Label description: Set in the expansive Japanese community of Sao Paulo in Brazil — the largest Japanese diaspora in the world — YAKUZA PRINCESS follows Akemi (MASUMI), an orphan who discovers she is the heiress to half of the Yakuza crime syndicate. Forging an uneasy alliance with an amnesiac stranger (Rhys Meyers) who believes an ancient sword binds their two fates, Akemi must unleash war against the other half of the syndicate who wants her dead.
***
Director's statement: Yakuza Princess is a thriller with a very strong emotional drive. This drive
is powered by Akemi, who comes of age while having to learn how to fight
(quite literally) and becoming who she was always meant to be.

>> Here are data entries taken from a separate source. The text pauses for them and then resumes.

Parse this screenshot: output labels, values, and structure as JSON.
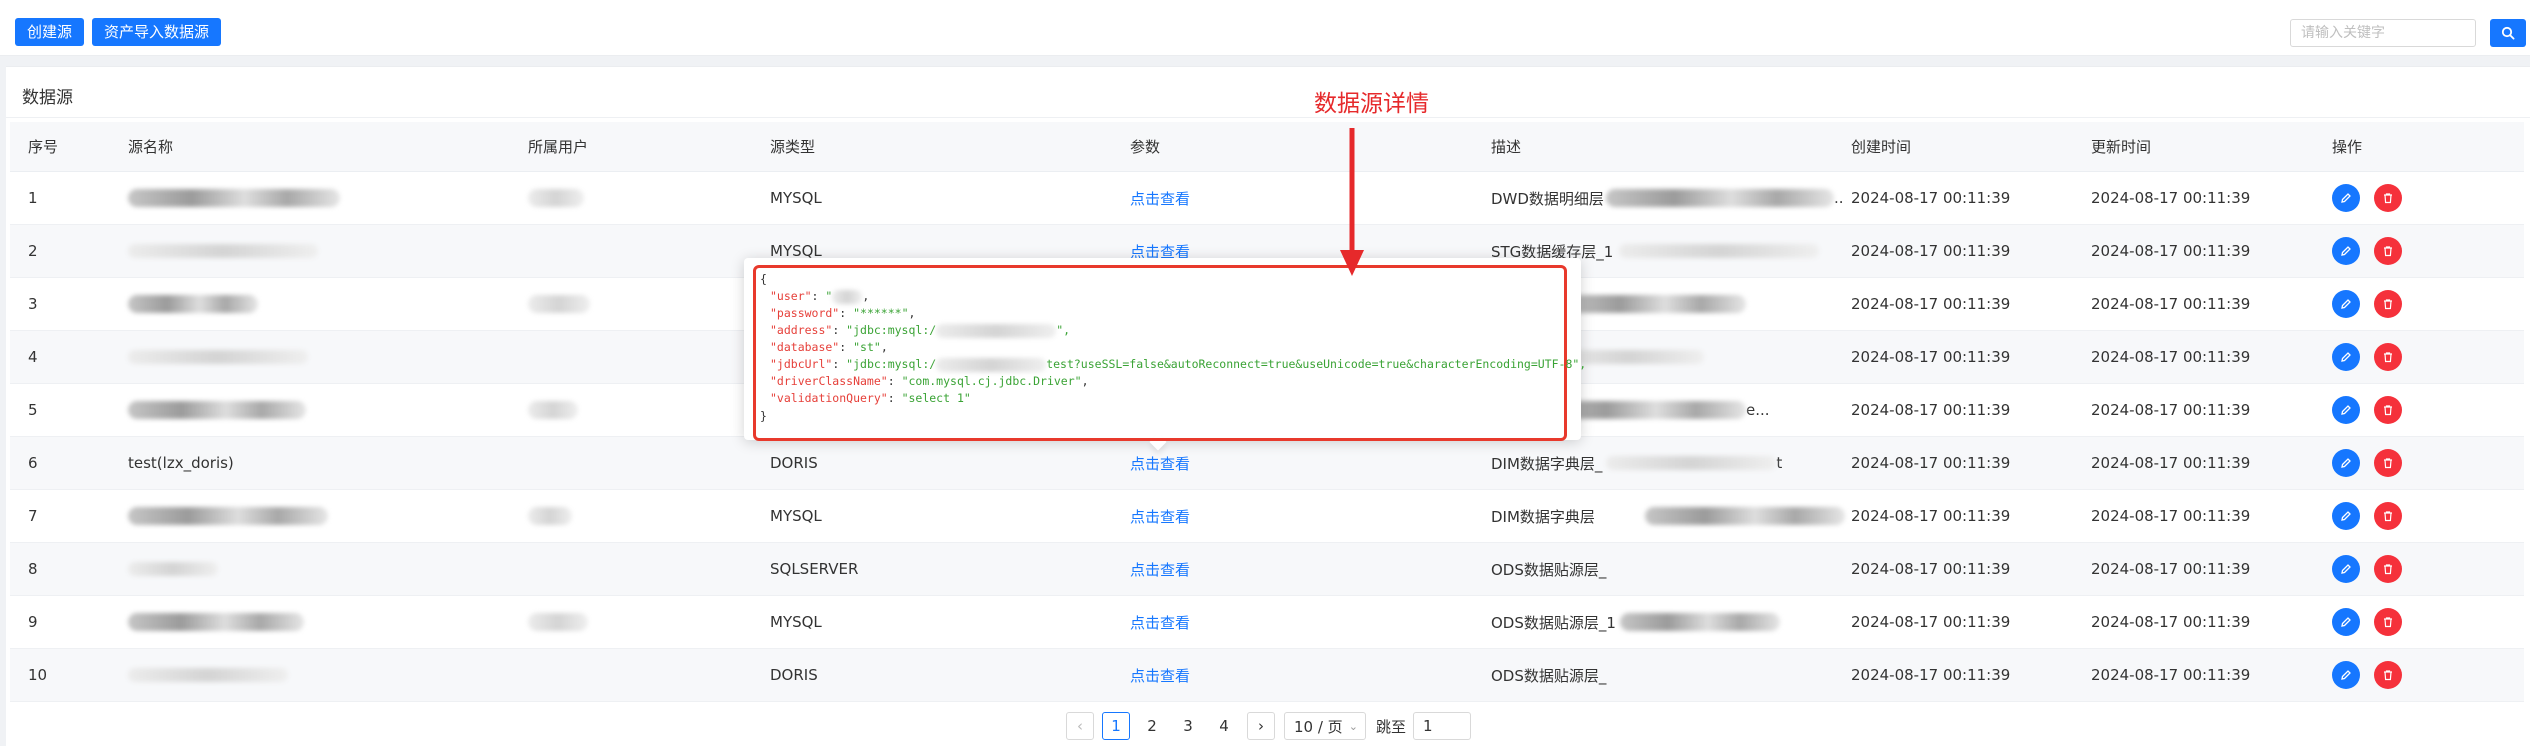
{
  "toolbar": {
    "create_label": "创建源",
    "import_label": "资产导入数据源",
    "search_placeholder": "请输入关键字"
  },
  "panel": {
    "title": "数据源"
  },
  "table": {
    "columns": [
      "序号",
      "源名称",
      "所属用户",
      "源类型",
      "参数",
      "描述",
      "创建时间",
      "更新时间",
      "操作"
    ],
    "rows": [
      {
        "seq": "1",
        "name": "",
        "type": "MYSQL",
        "param": "点击查看",
        "desc": "DWD数据明细层",
        "desc_suffix": "..",
        "created": "2024-08-17 00:11:39",
        "updated": "2024-08-17 00:11:39"
      },
      {
        "seq": "2",
        "name": "",
        "type": "MYSQL",
        "param": "点击查看",
        "desc": "STG数据缓存层_1",
        "desc_suffix": "",
        "created": "2024-08-17 00:11:39",
        "updated": "2024-08-17 00:11:39"
      },
      {
        "seq": "3",
        "name": "",
        "type": "",
        "param": "",
        "desc": "层",
        "desc_suffix": "",
        "created": "2024-08-17 00:11:39",
        "updated": "2024-08-17 00:11:39"
      },
      {
        "seq": "4",
        "name": "",
        "type": "",
        "param": "",
        "desc": "层_",
        "desc_suffix": "",
        "created": "2024-08-17 00:11:39",
        "updated": "2024-08-17 00:11:39"
      },
      {
        "seq": "5",
        "name": "",
        "type": "",
        "param": "",
        "desc": "层",
        "desc_suffix": "e...",
        "created": "2024-08-17 00:11:39",
        "updated": "2024-08-17 00:11:39"
      },
      {
        "seq": "6",
        "name": "test(lzx_doris)",
        "type": "DORIS",
        "param": "点击查看",
        "desc": "DIM数据字典层_",
        "desc_suffix": "t",
        "created": "2024-08-17 00:11:39",
        "updated": "2024-08-17 00:11:39"
      },
      {
        "seq": "7",
        "name": "",
        "type": "MYSQL",
        "param": "点击查看",
        "desc": "DIM数据字典层",
        "desc_suffix": "",
        "created": "2024-08-17 00:11:39",
        "updated": "2024-08-17 00:11:39"
      },
      {
        "seq": "8",
        "name": "",
        "type": "SQLSERVER",
        "param": "点击查看",
        "desc": "ODS数据贴源层_",
        "desc_suffix": "",
        "created": "2024-08-17 00:11:39",
        "updated": "2024-08-17 00:11:39"
      },
      {
        "seq": "9",
        "name": "",
        "type": "MYSQL",
        "param": "点击查看",
        "desc": "ODS数据贴源层_1",
        "desc_suffix": "",
        "created": "2024-08-17 00:11:39",
        "updated": "2024-08-17 00:11:39"
      },
      {
        "seq": "10",
        "name": "",
        "type": "DORIS",
        "param": "点击查看",
        "desc": "ODS数据贴源层_",
        "desc_suffix": "",
        "created": "2024-08-17 00:11:39",
        "updated": "2024-08-17 00:11:39"
      }
    ]
  },
  "popover": {
    "open": "{",
    "close": "}",
    "lines": [
      {
        "key": "\"user\"",
        "sep": ": ",
        "value": "\"",
        "tail": ","
      },
      {
        "key": "\"password\"",
        "sep": ": ",
        "value": "\"******\"",
        "tail": ","
      },
      {
        "key": "\"address\"",
        "sep": ": ",
        "value": "\"jdbc:mysql:/",
        "tail": "\","
      },
      {
        "key": "\"database\"",
        "sep": ": ",
        "value": "\"st\"",
        "tail": ","
      },
      {
        "key": "\"jdbcUrl\"",
        "sep": ": ",
        "value": "\"jdbc:mysql:/",
        "tail": "test?useSSL=false&autoReconnect=true&useUnicode=true&characterEncoding=UTF-8\","
      },
      {
        "key": "\"driverClassName\"",
        "sep": ": ",
        "value": "\"com.mysql.cj.jdbc.Driver\"",
        "tail": ","
      },
      {
        "key": "\"validationQuery\"",
        "sep": ": ",
        "value": "\"select 1\"",
        "tail": ""
      }
    ]
  },
  "annotation": {
    "label": "数据源详情",
    "color": "#e6292b"
  },
  "pagination": {
    "pages": [
      "1",
      "2",
      "3",
      "4"
    ],
    "current": "1",
    "page_size": "10 / 页",
    "jump_label": "跳至",
    "jump_value": "1"
  },
  "colors": {
    "primary": "#1677ff",
    "danger": "#f5313b",
    "highlight": "#e8392c"
  }
}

The film showcases a very complex, broken, family dynamic, with themes
such as identity and belonging, the longing for (and rejection of) a fatherfigure
as pivot points around which we see her trajectory unfold. The Yakuza
Princess brings strong Japanese elements from the jidaigeki tradition of
masters such as Mizoguchi or Kurosawa, the vibrant aesthetics of animes
such as Akira and the violence derived from the new Ronin classics by
Takashi Miike and Takeshi Kitano. As in those films, no punches are pulled.
The Japanese neighborhood's settings in São Paulo play a major role in the
choreography of chases, fights and shootouts. Brazil's own clique of the
Yakuza, its corrupt police, and its own brand of domestic violence are
present in the fringes of a greater, very elaborate, action canvas that will be
grounded in the character's traits and will lead their arcs.
In a movie where no one is really who they seem to be, we tell the story
through reflections, transparencies and layers that veil and disguise the
characters' every move. We have built a desaturated version of the 90s neon
noir, without its corny excesses.
On one hand, we are welcome by a sense of familiarity and, on the other,
like Akemi herself, we'll be waking from a long nightmare – one that we do
not control, one that only Akemi can end with the power she discovers to
have when the Muramasa (the cursed samurai sword) is in her hands.